On Monday, President Donald Trump signed an executive order drastically reducing the size of two national monuments in Utah. In response, one prominent outdoor retailer is ready to fight back.
“Americans have overwhelmingly spoken out against the Trump Administration’s unprecedented attempt to shut down our national monuments,” Patagonia CEO Rose Marcario said a press release. “The Administration’s unlawful actions betray our shared responsibility to protect iconic places for future generations and represent the largest elimination of protected land in American history. We’ve fought to protect these places since we were founded and now we’ll continue that fight in the courts.”
Soon after the decision was made, Patagonia's website directed users to a new splash page, sending a clear message in response to the decision:
This is the largest elimination of protected land in American history.
— Patagonia (@patagonia) December 4, 2017
“In an illegal move, the president just reduced the size of Bears Ears and Grand Staircase-Escalante National Monuments,” reads the page. “This is the largest elimination of protected land in American history.”
The Patagonia site also offered information and maps on the decision, outlining why it takes issue with it:
Trump's decision to undo a national monument created by former President Barack Obama is a controversial one.

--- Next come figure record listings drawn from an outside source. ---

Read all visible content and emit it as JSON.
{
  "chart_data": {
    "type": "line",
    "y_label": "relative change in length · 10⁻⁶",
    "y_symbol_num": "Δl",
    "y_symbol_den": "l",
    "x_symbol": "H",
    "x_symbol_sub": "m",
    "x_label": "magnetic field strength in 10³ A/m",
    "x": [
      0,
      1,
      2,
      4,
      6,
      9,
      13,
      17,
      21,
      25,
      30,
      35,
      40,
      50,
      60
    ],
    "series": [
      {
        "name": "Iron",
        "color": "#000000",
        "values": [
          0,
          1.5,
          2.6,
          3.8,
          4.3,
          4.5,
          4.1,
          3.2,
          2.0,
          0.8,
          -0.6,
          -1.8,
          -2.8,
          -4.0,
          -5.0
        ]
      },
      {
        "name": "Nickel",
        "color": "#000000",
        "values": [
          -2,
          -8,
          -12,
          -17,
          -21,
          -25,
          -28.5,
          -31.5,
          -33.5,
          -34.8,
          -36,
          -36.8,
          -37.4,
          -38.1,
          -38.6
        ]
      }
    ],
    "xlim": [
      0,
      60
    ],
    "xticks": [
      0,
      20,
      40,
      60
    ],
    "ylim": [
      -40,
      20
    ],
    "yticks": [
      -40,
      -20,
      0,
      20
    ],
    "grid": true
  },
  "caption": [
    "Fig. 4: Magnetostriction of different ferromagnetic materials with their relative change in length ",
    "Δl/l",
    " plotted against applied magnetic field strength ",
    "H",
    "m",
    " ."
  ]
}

Using the power vested in the executive branch by the Antiquities Act of 1906, presidents have acted 151 times to protect federal lands — but never has a president moved to free up those lands.
Critics of the president's plan to shrink the Bears Ears and Grand Staircase-Escalante monuments have argued the president lacks the authority to do so, and that once a president has moved to protect land under the Antiquities Act, it cannot be undone.

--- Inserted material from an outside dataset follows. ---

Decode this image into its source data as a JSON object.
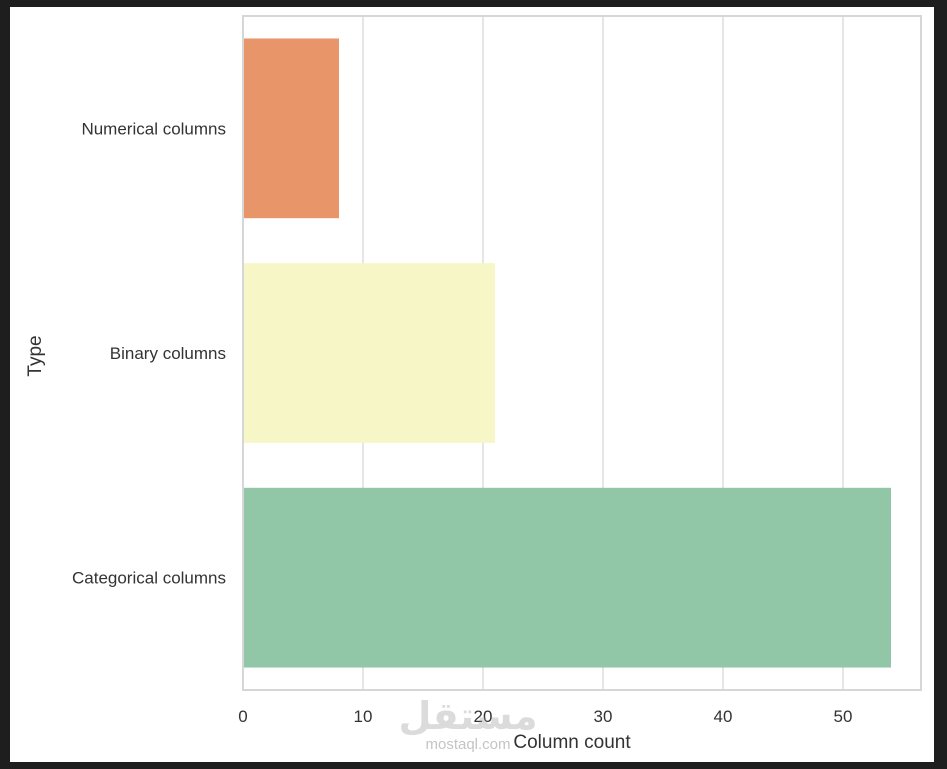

Patagonia was joined by other outdoor companies in its protest of the action, with REI calling it a decision that “undermines the integrity of the Antiquities Act.” REI's statement also harshly condemned Interior Secretary Ryan Zinke:
Interior Secretary Zinke once said, “Part of being a good steward [of public lands] is being a good neighbor and listening to the American people who we represent.” We believe this applies to all Americans, not a special few. The people of the United States share equally in the ownership of our national public lands. This connection and sense of common ownership is something that sets this country apart from the rest of the world.
Despite receiving comments from 2.8 million Americans, with 99 percent in favor of protecting these lands, the Department of Interior and the Trump administration moved to shrink them.